Mitzie Hunter using constituency office for leadership race activities, text messages show
Liberal MPP Mitzie Hunter has used her constituency office for partisan activities related to her leadership campaign — something the province’s ethics watchdog has previously suggested breaches Ontario parliamentary convention.
According to text messages obtained by Queen’s Park Today, Hunter’s campaign team set up shop in her Scarborough—Guildwood constituency office in December to help prepare thousands of Christmas cards for people linked to her bid for leader.
There is a longstanding “requirement to keep partisan matters out of the constituency office,” according to a past ruling from Ontario’s integrity commissioner.
Last month in a WhatsApp group chat for Hunter’s campaign, Qadira Jackson, president of Hunter’s Scarborough riding association, relayed a message from constituency office (CO) staff seeking volunteers to help package holiday cards for the campaign.
“Over the past week, the CO staff folded and stuffed over 4 thousand holiday cards, with 8 thousand additional cards for campaign contacts which will be delivered to the CO. These cards need to be folded and stuffed, and the CO staff have our regular responsibilities to catch up with after a long week,” the December 16 message reads.
Three days later, a few people had made plans to stop by the constituency office on Kingston Road to help, and by the evening, an organizer said the “cards are done!”
The next morning, the same organizer told the group “there won’t be any card stuffing this evening at the constit office. The staff need a break.”
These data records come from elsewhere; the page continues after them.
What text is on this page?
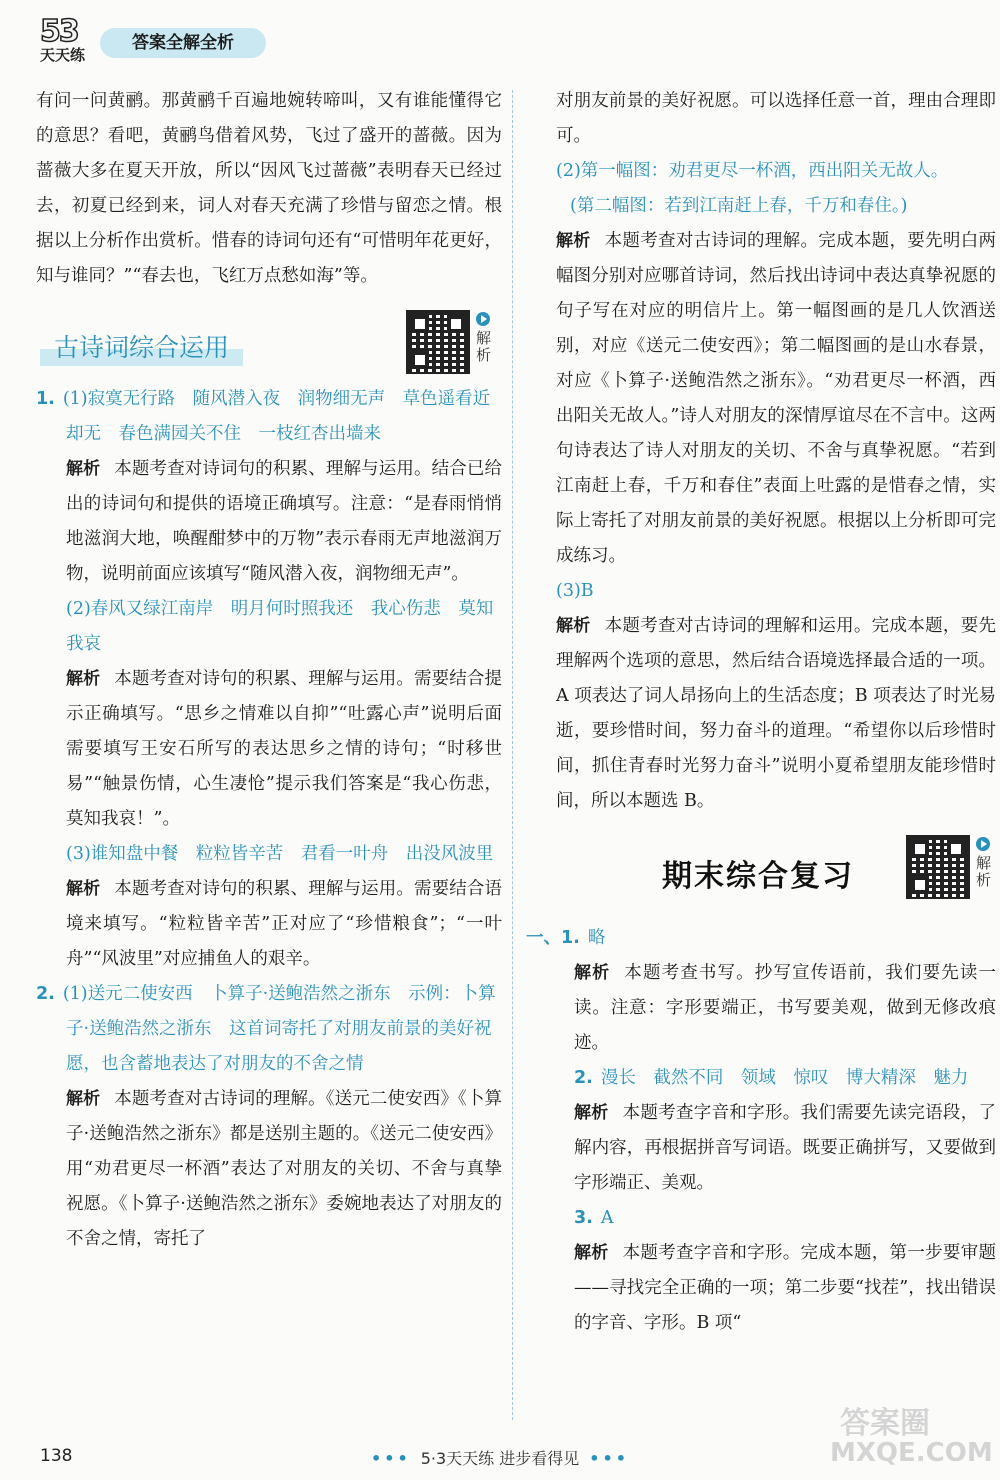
53
天天练
答案全解全析
有问一问黄鹂。那黄鹂千百遍地婉转啼叫，又有谁能懂得它的意思？看吧，黄鹂鸟借着风势，飞过了盛开的蔷薇。因为蔷薇大多在夏天开放，所以“因风飞过蔷薇”表明春天已经过去，初夏已经到来，词人对春天充满了珍惜与留恋之情。根据以上分析作出赏析。惜春的诗词句还有“可惜明年花更好，知与谁同？”“春去也，飞红万点愁如海”等。
古诗词综合运用	解析
1. (1)寂寞无行路　随风潜入夜　润物细无声　草色遥看近却无　春色满园关不住　一枝红杏出墙来
解析 本题考查对诗词句的积累、理解与运用。结合已给出的诗词句和提供的语境正确填写。注意：“是春雨悄悄地滋润大地，唤醒酣梦中的万物”表示春雨无声地滋润万物，说明前面应该填写“随风潜入夜，润物细无声”。
(2)春风又绿江南岸　明月何时照我还　我心伤悲　莫知我哀
解析 本题考查对诗句的积累、理解与运用。需要结合提示正确填写。“思乡之情难以自抑”“吐露心声”说明后面需要填写王安石所写的表达思乡之情的诗句；“时移世易”“触景伤情，心生凄怆”提示我们答案是“我心伤悲，莫知我哀！”。
(3)谁知盘中餐　粒粒皆辛苦　君看一叶舟　出没风波里
解析 本题考查对诗句的积累、理解与运用。需要结合语境来填写。“粒粒皆辛苦”正对应了“珍惜粮食”；“一叶舟”“风波里”对应捕鱼人的艰辛。
2. (1)送元二使安西　卜算子·送鲍浩然之浙东　示例：卜算子·送鲍浩然之浙东　这首词寄托了对朋友前景的美好祝愿，也含蓄地表达了对朋友的不舍之情
解析 本题考查对古诗词的理解。《送元二使安西》《卜算子·送鲍浩然之浙东》都是送别主题的。《送元二使安西》用“劝君更尽一杯酒”表达了对朋友的关切、不舍与真挚祝愿。《卜算子·送鲍浩然之浙东》委婉地表达了对朋友的不舍之情，寄托了
对朋友前景的美好祝愿。可以选择任意一首，理由合理即可。
(2)第一幅图：劝君更尽一杯酒，西出阳关无故人。
(第二幅图：若到江南赶上春，千万和春住。)
解析 本题考查对古诗词的理解。完成本题，要先明白两幅图分别对应哪首诗词，然后找出诗词中表达真挚祝愿的句子写在对应的明信片上。第一幅图画的是几人饮酒送别，对应《送元二使安西》；第二幅图画的是山水春景，对应《卜算子·送鲍浩然之浙东》。“劝君更尽一杯酒，西出阳关无故人。”诗人对朋友的深情厚谊尽在不言中。这两句诗表达了诗人对朋友的关切、不舍与真挚祝愿。“若到江南赶上春，千万和春住”表面上吐露的是惜春之情，实际上寄托了对朋友前景的美好祝愿。根据以上分析即可完成练习。
(3)B
解析 本题考查对古诗词的理解和运用。完成本题，要先理解两个选项的意思，然后结合语境选择最合适的一项。A 项表达了词人昂扬向上的生活态度；B 项表达了时光易逝，要珍惜时间，努力奋斗的道理。“希望你以后珍惜时间，抓住青春时光努力奋斗”说明小夏希望朋友能珍惜时间，所以本题选 B。
期末综合复习	解析
一、1. 略
解析 本题考查书写。抄写宣传语前，我们要先读一读。注意：字形要端正，书写要美观，做到无修改痕迹。
2. 漫长　截然不同　领域　惊叹　博大精深　魅力
解析 本题考查字音和字形。我们需要先读完语段，了解内容，再根据拼音写词语。既要正确拼写，又要做到字形端正、美观。
3. A
解析 本题考查字音和字形。完成本题，第一步要审题——寻找完全正确的一项；第二步要“找茬”，找出错误的字音、字形。B 项“
答案圈
MXQE.COM
138	••• 5·3天天练 进步看得见 •••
Hunter denies any wrongdoing.
“I have appropriately separated my leadership campaign matters from my constituency office,” Hunter told Queen’s Park Today via text message.
“Regarding Christmas cards specifically, the cards to constituents were prepared and mailed by my office staff which is common practice for sitting members. Cards to those supporting my leadership campaign were purchased by my campaign and prepared by volunteers,” she said.
In a 2015 report censuring then-NDP MPP Jagmeet Singh for allowing the use of his Brampton office in connection with a political rally, the ethics commissioner’s office said “it is inappropriate to permit any partisan political activities in the [constituency] office.”
“A constituency office represents all constituents in the riding and the expenses of that office are paid by the Legislative Assembly,” the commissioner went on to say.
“MPPs are entitled to participate in initiatives which are political in nature, however, such participation must be outside the constituency office, after hours.”
As for staff, “Ontario parliamentary convention prohibits them from engaging in any partisan activities from the constituency office. This includes times when they may be inside the constituency office but not necessarily ‘on the clock’ (for example, during break times). This also means that they are prohibited from using any constituency office resources to engage in these activities, including email accounts, telephones and computers,” the watchdog said at the time.
A Liberal insider familiar with Hunter’s campaign blew the whistle because they were concerned about the ethical implications.
“If you’re not taking every step to avoid breaking the rules or potentially breaking the rules, then it’s a problem,” said the insider, who asked to remain anonymous out of fear of retribution.
The source acknowledged political candidates may not be able to secure a standalone campaign office, but in those cases, it’s typically considered a best practice to do such work at a separate location, such as a supporter’s home.
Two Liberal sources also said they received calls from Hunter’s office inviting them to her leadership campaign launch last summer, and raised the matter to the Ontario Liberal Party.
Hunter said those calls “were handled by volunteers.”
OLP said it has not received a formal complaint about the use of legislative or constituency resources for leadership activities.